他手中的匕首划过死者的前胸,死者的食道和胃部露在了二人面前,这个胃已经是十几个孔洞了,还残留着粉色的泡沫。

唐天豪眉头紧锁:"这是,这是苗疆最厉害的五步倒蛇毒,中了毒十个呼吸人就了帐,无药可救,这小小的客栈,竟然出现了两种世间的绝毒?"

天衣将匕首还给老猴子,老猴子一个劲的摇头:"不要了,不要了……"

天衣笑着踢了他一脚,转身出了房间。

外面的捕快和李大宝已经吐了一地,刚才他们偷看来着。

只有金大牙站得笔直,让天衣忍不住看了他一眼。

天衣扫了一眼捕快们:"另一个死者在哪个房间?带我去。"

几个捕快看到他像看到恶魔一样,脸色煞白,哆嗦着说不出话来。

"小老儿带大人去。"唐天豪来到天衣身后。

天衣戏谑地回头看了看唐天豪:"老头儿,你的手下不咋地呀!六扇门里没见过死人呐?"

唐天豪脸上再也没有了笑容,狠狠地看了一下几个捕快,一声不吭绕过天衣走在了头里儿。

天衣用手指点了点捕快们:"真是不咋地!看把捕神给气的。"

几个捕快牙根咬得咯吱响,双拳紧握。

金大牙斜睨了他们一眼,拽着李大宝跟在天衣身后。

另一个死者的方间在东头拐弯处,明代的客栈非常简洁,没有过多的陈设,不过是一床一桌两张凳子而已。

死者侧身倒在凳子旁边,佝偻成一团,身体像个小孩大小,脑袋却没有什么变化,脸上带着诡异的笑容,眼睛睁得大大的,是幽黑的曈孔。

天衣还拎着那根铁尺,他拨拉了一下死者,死者翻了个身,脸冲上,双手双腿紧紧的蜷着,像是一招兔子蹬鹰。

天衣用铁尺拍了拍死者,有金石之声。

"查过毒药下在哪里了吗?"

唐天豪点点头:"查了,桌子上的茶壶和茶杯没有异常,死者的晚饭是在大堂吃的,据伙计说,这是个穷书生,吃的是客栈里的包伙,一个锅里煮出来的,伙计,厨子都吃的是一样的。
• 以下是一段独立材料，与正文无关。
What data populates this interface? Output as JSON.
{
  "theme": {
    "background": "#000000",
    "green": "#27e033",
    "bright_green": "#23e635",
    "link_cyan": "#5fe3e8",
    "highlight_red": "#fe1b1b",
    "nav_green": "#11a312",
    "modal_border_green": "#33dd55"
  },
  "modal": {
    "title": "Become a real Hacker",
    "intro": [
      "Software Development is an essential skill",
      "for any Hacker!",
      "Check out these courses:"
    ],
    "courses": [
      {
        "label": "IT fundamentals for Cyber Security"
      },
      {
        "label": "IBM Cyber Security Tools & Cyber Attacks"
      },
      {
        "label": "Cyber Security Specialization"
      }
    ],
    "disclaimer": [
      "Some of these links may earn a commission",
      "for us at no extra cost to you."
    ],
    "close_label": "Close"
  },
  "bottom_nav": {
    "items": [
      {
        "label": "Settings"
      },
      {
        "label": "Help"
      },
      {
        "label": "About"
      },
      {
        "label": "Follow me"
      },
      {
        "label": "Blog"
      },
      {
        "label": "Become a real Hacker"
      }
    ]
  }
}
"

天衣蹲下身子,仔细看着死者,按照这个样子,他死于牵机无疑,番木鳖碱加上马钱子,服用后就是这个症状。

死者晚饭吃过后三个时辰才中毒身亡,不可能是饮食中有毒。

他直起身,一点一点扫视着房间,床上铺盖还没有打开,死者并没有在床上躺过,墙角的水盆里干干净净,但搭着的布巾却很皱。

天衣的视线落在了桌子上,桌子上除了茶壶和四个茶杯,蜡台,只有一本翻开的书,天衣思索了一会儿忙蹲下身,用铁尺压直死者的右手,又摊开左手,他的嘴角牵起了一丝微笑。

扯过一张凳子,天衣坐了上去,把铁尺放在桌子上。

唐天豪有点莫名其妙,又不好意思问。

不过有人会代他问的,老猴子不知道什么时候溜进来,挠挠脑袋问道:"大人,笑啥?有线索了?"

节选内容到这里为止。